Through the use of collaborative autoethnography as methodology, we engaged in intimate and vulnerable dialogue about our educational journeys. By delving into our own individual stories, our narratives collectively illuminate the multiple, intersecting forms of marginalization we must navigate related to our race, ethnicity, gender, socioeconomic status, and U.S. imperialism. Specifically, we delineate the multiple layers of (in)visibility we experience; we highlight racism, sexism, and classism toward our names, and we foreground the unseen labor we engage in to lay claim to our names. Despite the manifestation of othering, invisibility, and exoticization connected to our names, our (re)negotiations and (re)articulations of our names also serve as a source of empowerment and resistance: (1) our names connect us to our families, culture, and tradition; yet, they also serve to connect us to each other as ways of finding others similar to us, especially in spaces where we are often the “only ones,” (2) we honor our families through keeping or (re)claiming our names, (3) we assert our own autonomy, agency, and ownership over our identities as whole beings by cultivating environments where our names (and by extension, our communities) are valued and respected.

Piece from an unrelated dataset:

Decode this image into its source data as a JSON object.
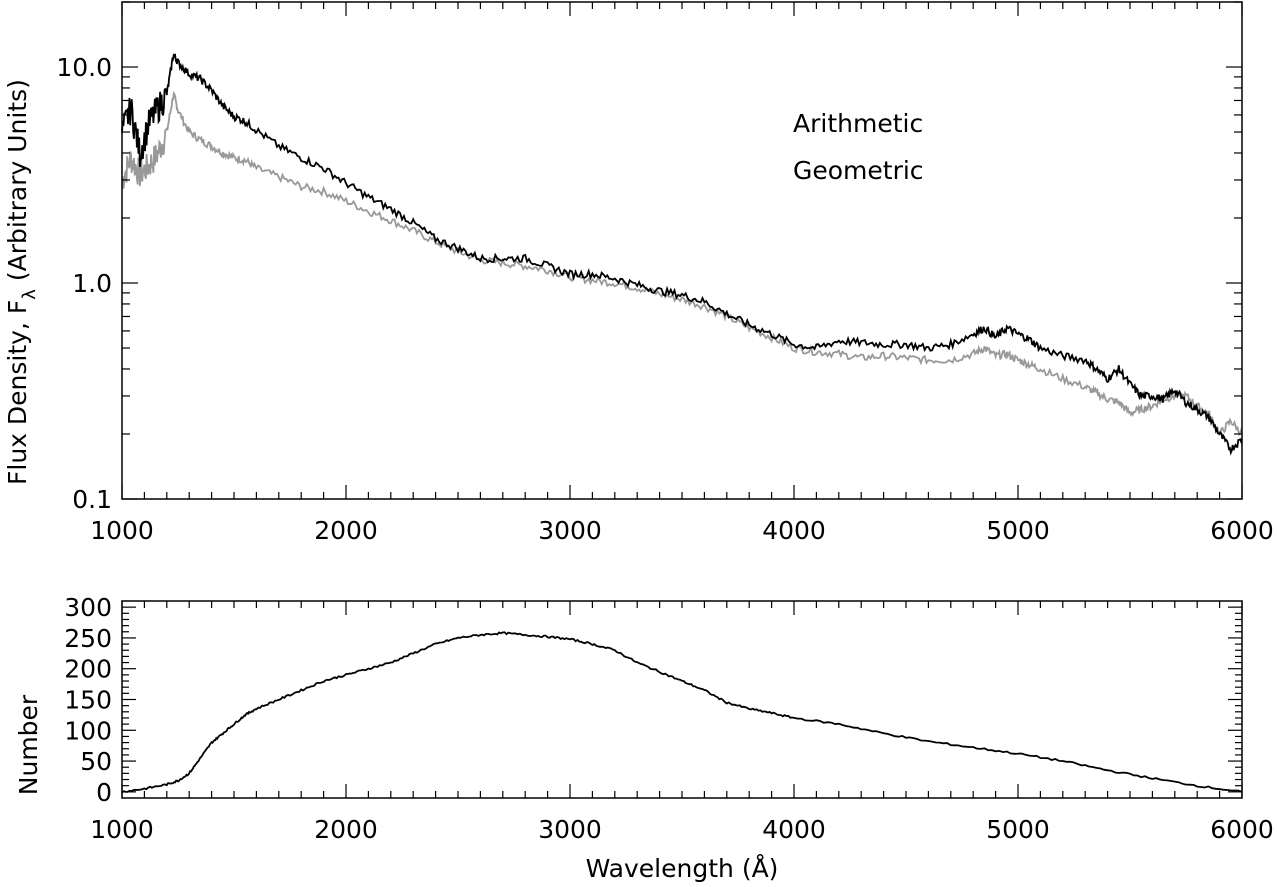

As the field of higher education and student affairs work to support Southeast Asian American students and womxn of color, we offer the following implications, lessons, and action items from our narratives: (1) learn and say students’ names, (2) practice intentionality and care for the learning and questioning of students’ names in recognition that names carry history, stories, and trauma, (3) dismantle underlying sense of entitlement to question students’ name choices, stories, and pronunciations, and (4) fostering environments that provide students with the ability to collaboratively reflect upon their experiences, document their stories, and opportunities to connect with their cultural communities.